Si tratta di un piccola vittoria del movimento della Notte della rete, come spiega lo stesso Sarzana su Facebook, invitando alla calma:
“Il provvedimento introduce sì meccanismi di rimozione selettiva per i siti italiani, il che ci fa molto arrabbiare, ma presenta anche alcune novità sulle inibizioni a siti esteri che devono essere tenute in considerazione. Nonostante si tratti probabilmente di un’alchimia normativa per coprire la reale volontà dell’AGCOM di avere uno strumento rapido ed efficace, il fatto che ci sia un ricorso alla magistratura può incidere positivamente almeno in parte.”
Sembra infatti esserci una distinzione tra siti italiani e siti esteri. Vediamo le differenze.
SITI ITALIANI: Il detentore del copyright segnala ad Agcom un contenuto che reputa illecito. AgCom avvia un contraddittorio di 15 giorni (nel testo originale erano soltanto due) al quale possono partecipare il sito e l’uploader del contenuto in questione. Se AgCom ritiene che il contenuto è illecito, “chiede” di rimuoverlo. In caso di rifiuto, la multa può arrivare a 250mila euro.
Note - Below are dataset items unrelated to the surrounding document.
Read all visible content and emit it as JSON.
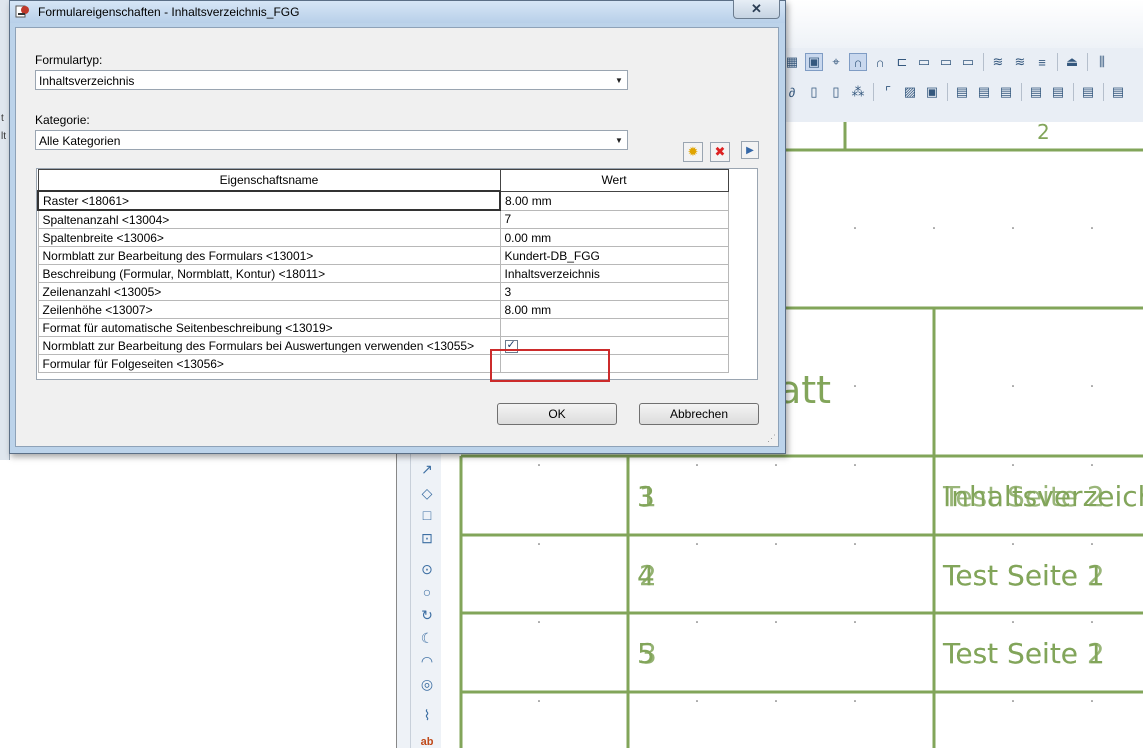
{
  "dialog": {
    "title": "Formulareigenschaften - Inhaltsverzeichnis_FGG",
    "close_symbol": "✕",
    "formulartyp_label": "Formulartyp:",
    "formulartyp_value": "Inhaltsverzeichnis",
    "kategorie_label": "Kategorie:",
    "kategorie_value": "Alle Kategorien",
    "grid": {
      "headers": [
        "Eigenschaftsname",
        "Wert"
      ],
      "rows": [
        {
          "name": "Raster <18061>",
          "value": "8.00 mm"
        },
        {
          "name": "Spaltenanzahl <13004>",
          "value": "7"
        },
        {
          "name": "Spaltenbreite <13006>",
          "value": "0.00 mm"
        },
        {
          "name": "Normblatt zur Bearbeitung des Formulars <13001>",
          "value": "Kundert-DB_FGG"
        },
        {
          "name": "Beschreibung (Formular, Normblatt, Kontur) <18011>",
          "value": "Inhaltsverzeichnis"
        },
        {
          "name": "Zeilenanzahl <13005>",
          "value": "3"
        },
        {
          "name": "Zeilenhöhe <13007>",
          "value": "8.00 mm"
        },
        {
          "name": "Format für automatische Seitenbeschreibung <13019>",
          "value": ""
        },
        {
          "name": "Normblatt zur Bearbeitung des Formulars bei Auswertungen verwenden <13055>",
          "value": "",
          "checkbox": true,
          "checked": true
        },
        {
          "name": "Formular für Folgeseiten <13056>",
          "value": ""
        }
      ]
    },
    "ok_label": "OK",
    "cancel_label": "Abbrechen"
  },
  "canvas": {
    "header_number": "2",
    "partial_title": "att",
    "rows": [
      {
        "number_a": "3",
        "number_b": "1",
        "text": "Inhaltsverzeichnis",
        "text_b": "Test Seite 2"
      },
      {
        "number_a": "4",
        "number_b": "2",
        "text": "Test Seite 1",
        "text_b": "Test Seite 2"
      },
      {
        "number_a": "5",
        "number_b": "3",
        "text": "Test Seite 1",
        "text_b": "Test Seite 2"
      }
    ],
    "line_color": "#82a55a"
  },
  "toolbar_bottom_label": "ab",
  "left_strip_chars": [
    "t",
    "lt"
  ]
}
SITI STRANIERI: Agcom non potrà oscurare i siti stranieri. La norma approvata stamani permette solo, alla fine del contraddittorio (uguale in tutti i casi) di contattare il provider, e poi eventualmente di contattare la magistratura.
La norma non è liberticida, insomma, ma è molto più dura dello stato attuale delle cose, e sembra – come sottolinea Sarzana sul suo blog – richiamare il governo a dare nuovi strumenti per rendere più efficiente il sistema deterrente.
Per restare aggiornati, l’hashtag è #agcom.
Perche non funzionera:
La legge italiana non ha sviluppato concetti innovatori in grado di impostare correttamente un problema di internet perche i contenuti tecnologici sovrastano qualsiasi norma del diritto e quel che è peggio cambiano continuamente per colpa dell'inevitabile continuo progresso tecnologico.
L'Agcom ha "scelto" di non bloccare i siti stranieri : probabilmente solo perche quando sono stati messi al corrente delle problematiche tecniche si sono accorti che era assurdo e ridicolo. Non c'è modo di bloccare una informazione che viene immessa su internet a meno che non spegni materialmente il computer da cui parte : e se il computer sta in CINA o in Nord Corea  o in USA o  LiBYA  sara molto difficile trovare qualcuno che vada a spegnerlo. Una informazione puo essere residente contemporanemente su molti server di molti paesi diversi. La cosa che si puo fare facilmente è bloccare la ricerca del nome del sito alterando i DNS dei provider cosa comune a tutti i paesi autoritari : dall'IRAN ad altri che tutti ben conoscete.
Inoltre come è stato ampiamente dimostrato nel caso di Wiki Leaks ci sono facili accorgimenti per evitare l'ostacolo.
Il fatto che saranno bloccati i siti italiani e cosi stupido che fa quasi vergognare : Un numero enorme di italiani utilizza provider stranieri  per ospitare i computer che fanno funzionare il sito. Qunidi questi siti potranno continuare e questo significa che presto i provider italiani resteranno senza clienti.